I'm currently trying to multithread the creation of a tree where the class which holds the tree preallocates a std::vector of Nodes in a chunk of a particular size (conceptually the size is arbitrary). Additional chunks of Node are created only when necessary, this is because the tree quickly becomes very large and I wanted to avoid constantly using the new operator for time efficiency.

These vectors of Nodes are defined as: std::vector< std::vector< Node > > nodes

head keeps track of the position within the inner vector and chunkCount keeps track of which outer vector is being used currently.

The vectors are resized in the constructor as:

nodes.resize( 1 );
nodes[chunkCount].resize( CHUNK_SIZE );

And a simplified version of Node would be:

typedef struct Node {
    int val;
    Node* subnodes[5];
} Node;

Creation of a new Node goes as follows:

void TreeClass::createNode( Node* node, short index, int val )
{
    omp_set_lock( &treeLock ); // treeLock belongs to TreeClass
    head++;
    if( head == CHUNK_SIZE ) {
        std::vector< Node > tempNodeVec( CHUNK_SIZE );
        nodes.push_back( tempNodeVec );
        chunkCount++;
        head = 0;
    }
    node->subnodes[index] = &( nodes[chunkCount][head] );
    omp_unset_lock( &treeLock );

    node->subnodes[index]->val = val;
}

This works perfectly fine. However my concern is that all but one thread is blocked when creating a node and this happens frequently so a lot of time is spent blocked or locking/unlocking treeLock, hence my desire to make this function lock-free but my attempts so far have failed.
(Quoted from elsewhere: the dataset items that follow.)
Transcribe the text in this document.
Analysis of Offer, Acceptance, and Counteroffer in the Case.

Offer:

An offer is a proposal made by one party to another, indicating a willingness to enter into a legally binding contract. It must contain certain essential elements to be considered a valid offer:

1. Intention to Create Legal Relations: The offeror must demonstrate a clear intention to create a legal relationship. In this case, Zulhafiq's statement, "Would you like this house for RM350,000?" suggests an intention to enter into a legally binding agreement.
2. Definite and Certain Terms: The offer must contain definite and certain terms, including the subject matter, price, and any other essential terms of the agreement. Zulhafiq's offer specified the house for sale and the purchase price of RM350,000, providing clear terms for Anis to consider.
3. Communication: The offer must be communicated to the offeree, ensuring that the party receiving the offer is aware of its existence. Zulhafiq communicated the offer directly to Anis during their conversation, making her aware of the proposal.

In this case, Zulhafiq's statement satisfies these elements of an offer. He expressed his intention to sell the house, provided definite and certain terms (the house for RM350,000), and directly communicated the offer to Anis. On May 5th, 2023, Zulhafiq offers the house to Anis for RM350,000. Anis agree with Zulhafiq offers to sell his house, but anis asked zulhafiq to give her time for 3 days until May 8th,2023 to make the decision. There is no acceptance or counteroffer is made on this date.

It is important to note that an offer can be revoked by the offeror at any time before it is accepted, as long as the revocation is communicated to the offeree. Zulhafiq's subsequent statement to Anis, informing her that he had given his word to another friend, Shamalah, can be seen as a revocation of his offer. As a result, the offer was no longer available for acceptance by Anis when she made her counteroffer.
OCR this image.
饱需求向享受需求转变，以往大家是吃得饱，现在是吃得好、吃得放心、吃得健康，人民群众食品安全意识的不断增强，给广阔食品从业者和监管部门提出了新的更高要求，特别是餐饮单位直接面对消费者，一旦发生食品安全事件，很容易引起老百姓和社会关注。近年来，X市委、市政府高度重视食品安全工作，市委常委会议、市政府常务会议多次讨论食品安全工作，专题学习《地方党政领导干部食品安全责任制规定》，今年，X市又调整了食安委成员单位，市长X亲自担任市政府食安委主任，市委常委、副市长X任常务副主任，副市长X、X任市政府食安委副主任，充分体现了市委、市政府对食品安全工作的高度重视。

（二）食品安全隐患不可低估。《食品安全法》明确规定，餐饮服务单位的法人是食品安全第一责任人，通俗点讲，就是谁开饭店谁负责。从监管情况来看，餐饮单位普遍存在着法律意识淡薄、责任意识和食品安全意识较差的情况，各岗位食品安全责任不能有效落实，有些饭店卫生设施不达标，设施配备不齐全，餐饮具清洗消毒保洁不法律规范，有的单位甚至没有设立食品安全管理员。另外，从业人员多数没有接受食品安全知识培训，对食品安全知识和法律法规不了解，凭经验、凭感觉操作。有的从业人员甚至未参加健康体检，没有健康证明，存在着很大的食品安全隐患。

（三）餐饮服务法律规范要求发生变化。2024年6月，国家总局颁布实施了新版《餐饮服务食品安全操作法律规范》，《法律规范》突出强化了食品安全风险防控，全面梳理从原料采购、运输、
Altering head and chunkCount are easy enough without the lock using #pragma omp atomic (or by using std::atomic< int >s), but it is the logic behind assuring that the if( ... ) statement is executed only once and before any thread proceeds to assign the address of the child, i.e. to assure they use the correct/updated chunkCount and head.

One thought from reading about lock-free algorithms would be to use std::atomic< Node* > subnodes[5] in Node and perform a CAS operation waiting for the correctly updated head and chunkCnt but without knowing what would be "correct", how can I know what I'm waiting for?

Another (naive) idea was:

int myHead;
if( ++head == CHUNK_SIZE ) {
    std::vector< Node > tempNodeVec( CHUNK_SIZE );
    nodes.push_back( tempNodeVec );
    chunkCount++;
    myhead = head = 0;
} else {
    myhead = head;
    while( head > CHUNK_SIZE )
        myHead = ++head;
}
node->subnodes[index] = &( nodes[chunkCount][myHead] );

The idea being that only one thread goes into the if( ... ) and until it has set head to 0, the rest will be stuck in the else { ... } but I can already see the many problems with this approach.

Any help with this would be appreciated.

Solution

I would suggest you use a thread-private memory pool. To that end you can use an annotation like:

#pragma omp threadprivate(nodes)

Not only is that far simpler than trying to protect access to the shared memory pool, it will also likely be better for performance due to data locality.

Note: going lockfree based on atomics with your solution is impossible because nodes[chunkCount] - which is needed for every allocation - must always be protected from nodes.push_back.

Fully featured memory pooling is more complex, but as a little step, you can try using std::deque. It provides what you need without messing with two vectors - inserting elements in constant time while not invalidating pointers of existing elements. You have less control but it's a good start.